2024-02-25 19:43:01
For the international tour celebrating the twenty-five years of its first retrofuturist album “Moon Safari”, the emblematic French Touch Air duo began their journey on Saturday in Geneva at the Victoria Hall, as part of the Antigel Festival. He replayed this repertoire in order, enhanced with nine other titles.
A scenography reminiscent of a large cinema screen, lighting evoking Kubrick’s “2001, A Space Odyssey” and Air which enters the stage all in white as is often the case. Immediate boarding for a one-way trip to the Moon under the gaze of two white eyes with red star-shaped pupils.
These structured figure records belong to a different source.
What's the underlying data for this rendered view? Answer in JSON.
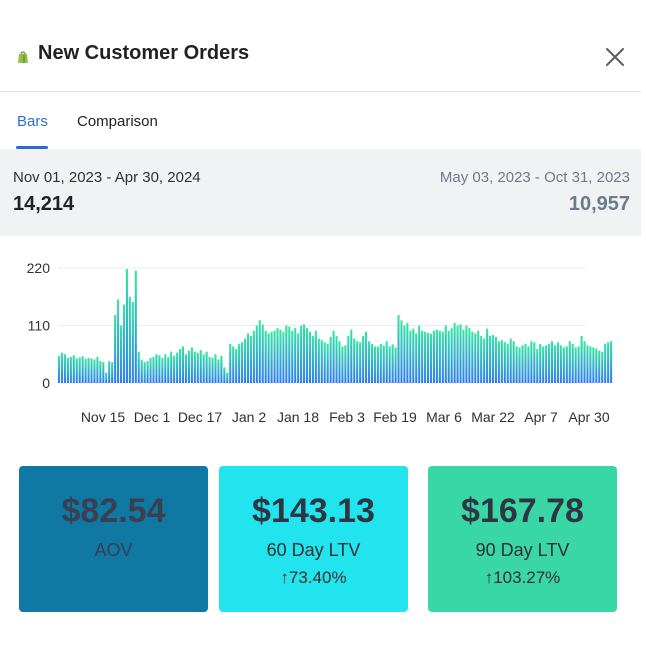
{
  "header": {
    "title": "New Customer Orders",
    "logo_icon": "shopify-bag-icon",
    "close_icon": "close-icon"
  },
  "tabs": [
    {
      "label": "Bars",
      "active": true
    },
    {
      "label": "Comparison",
      "active": false
    }
  ],
  "summary": {
    "current_range": "Nov 01, 2023 - Apr 30, 2024",
    "current_value": "14,214",
    "previous_range": "May 03, 2023 - Oct 31, 2023",
    "previous_value": "10,957"
  },
  "chart_data": {
    "type": "bar",
    "ylim": [
      0,
      220
    ],
    "ytick_labels": [
      "220",
      "110",
      "0"
    ],
    "yticks": [
      220,
      110,
      0
    ],
    "xtick_labels": [
      "Nov 15",
      "Dec 1",
      "Dec 17",
      "Jan 2",
      "Jan 18",
      "Feb 3",
      "Feb 19",
      "Mar 6",
      "Mar 22",
      "Apr 7",
      "Apr 30"
    ],
    "grid": true,
    "gradient": [
      "#2f7bf0",
      "#34e6a2"
    ],
    "values": [
      52,
      58,
      55,
      48,
      50,
      53,
      47,
      49,
      51,
      46,
      48,
      47,
      45,
      50,
      42,
      40,
      20,
      42,
      40,
      130,
      160,
      110,
      150,
      218,
      165,
      155,
      215,
      60,
      45,
      40,
      42,
      48,
      50,
      55,
      53,
      48,
      55,
      50,
      60,
      52,
      58,
      65,
      70,
      55,
      62,
      68,
      60,
      58,
      63,
      55,
      60,
      50,
      48,
      55,
      45,
      52,
      30,
      20,
      75,
      70,
      65,
      75,
      78,
      85,
      95,
      90,
      100,
      110,
      120,
      112,
      100,
      95,
      98,
      100,
      105,
      102,
      98,
      110,
      108,
      100,
      105,
      95,
      110,
      112,
      105,
      98,
      90,
      100,
      85,
      82,
      78,
      75,
      88,
      100,
      90,
      80,
      70,
      72,
      90,
      102,
      85,
      80,
      78,
      90,
      98,
      80,
      75,
      70,
      70,
      75,
      72,
      80,
      70,
      74,
      68,
      130,
      120,
      110,
      115,
      100,
      104,
      95,
      110,
      100,
      98,
      96,
      94,
      100,
      102,
      100,
      98,
      110,
      100,
      105,
      115,
      110,
      112,
      102,
      110,
      105,
      98,
      95,
      100,
      90,
      85,
      104,
      90,
      92,
      88,
      80,
      82,
      78,
      75,
      85,
      80,
      70,
      68,
      72,
      75,
      70,
      80,
      78,
      65,
      75,
      70,
      72,
      75,
      80,
      72,
      78,
      72,
      68,
      70,
      80,
      75,
      68,
      70,
      90,
      80,
      72,
      70,
      68,
      66,
      62,
      60,
      75,
      78,
      80
    ]
  },
  "cards": [
    {
      "value": "$82.54",
      "label": "AOV",
      "change": ""
    },
    {
      "value": "$143.13",
      "label": "60 Day LTV",
      "change": "↑73.40%"
    },
    {
      "value": "$167.78",
      "label": "90 Day LTV",
      "change": "↑103.27%"
    }
  ]
}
At the Victoria Hall in Geneva on Saturday evening at the closing of the 14th edition of the Antigel Festival, the first impressions left by the duo formed by Nicolas Godin and Jean-Benoît Dunckel, accompanied on this tour by drummer Louis Delorme, are eminently cinematic, stellar and ultra licked.
They carry an almost unreal dimension, also dreamlike like the musical journey offered by their first album “Moon Safari” released in 1998, which marked its time and crossed the ages thanks to its exquisite hybridizations between instrumental orchestrations and electronic production.
The ten cult tracks from “Moon Safari”
To celebrate the twenty-five years since the release of these ten titles teleported by the global hit “Sexy Boy”, the emblematic French Touch duo visited Rouen during a residency punctuated by a first private concert on February 16. It is thus at Antigel and to a sold-out audience that the Versailles duo officially launched their international tour which notably passes two evenings at the Royal Albert Hall in London and whose duration is already being extended from day to day.
The French group Air at the Victoria Hall in Geneva as part of the Antigel Festival, February 24, 2024. [Antigel 2024 – Olivier Miche]
From the seven introductory minutes of the fantastic and psychedelic “La femme d’argent” to the epilogue consisting of “Le voyage de Pénélope”, including the other hit that is “Kelly Watch the Stars” and the rich sound of ” New Star in the Sky (Song for Solal)”, Reactive Air in its luminescent bubble stages the retrofuturism of a repertoire that is at once soft, deep, melancholic and psychedelic which has hardly aged a bit.
The melodic science of Air
Embellished with nine other titles with celestial visuals, including this “Highschool Lover” appearing in the soundtrack of the film “Virgin Suicides” by Sofia Coppola or the more rock “Venus” and “Surfing on a Rocket”, this narrative concert further accentuates the atmospheric tunes eyeing the 7th Art prized by Air and delivered between keyboards, synthesizers, bass, guitars, percussion, electronic drums and robotic voices.
Air manages to deploy this artistic coherence with a sense, even an incredible science of details, between warm melodic breaths, polar rhythms and instrumental motifs. And when at the end of the space odyssey, Air accentuates the speed and cruising power with “Don’t Be Light” and “Electronic Performers” with some stroboscopic effects, the Moon seems within reach. The public is on its feet in any case, applauding wildly under the gold of the Victoria Hall for its interstellar heroes of one evening.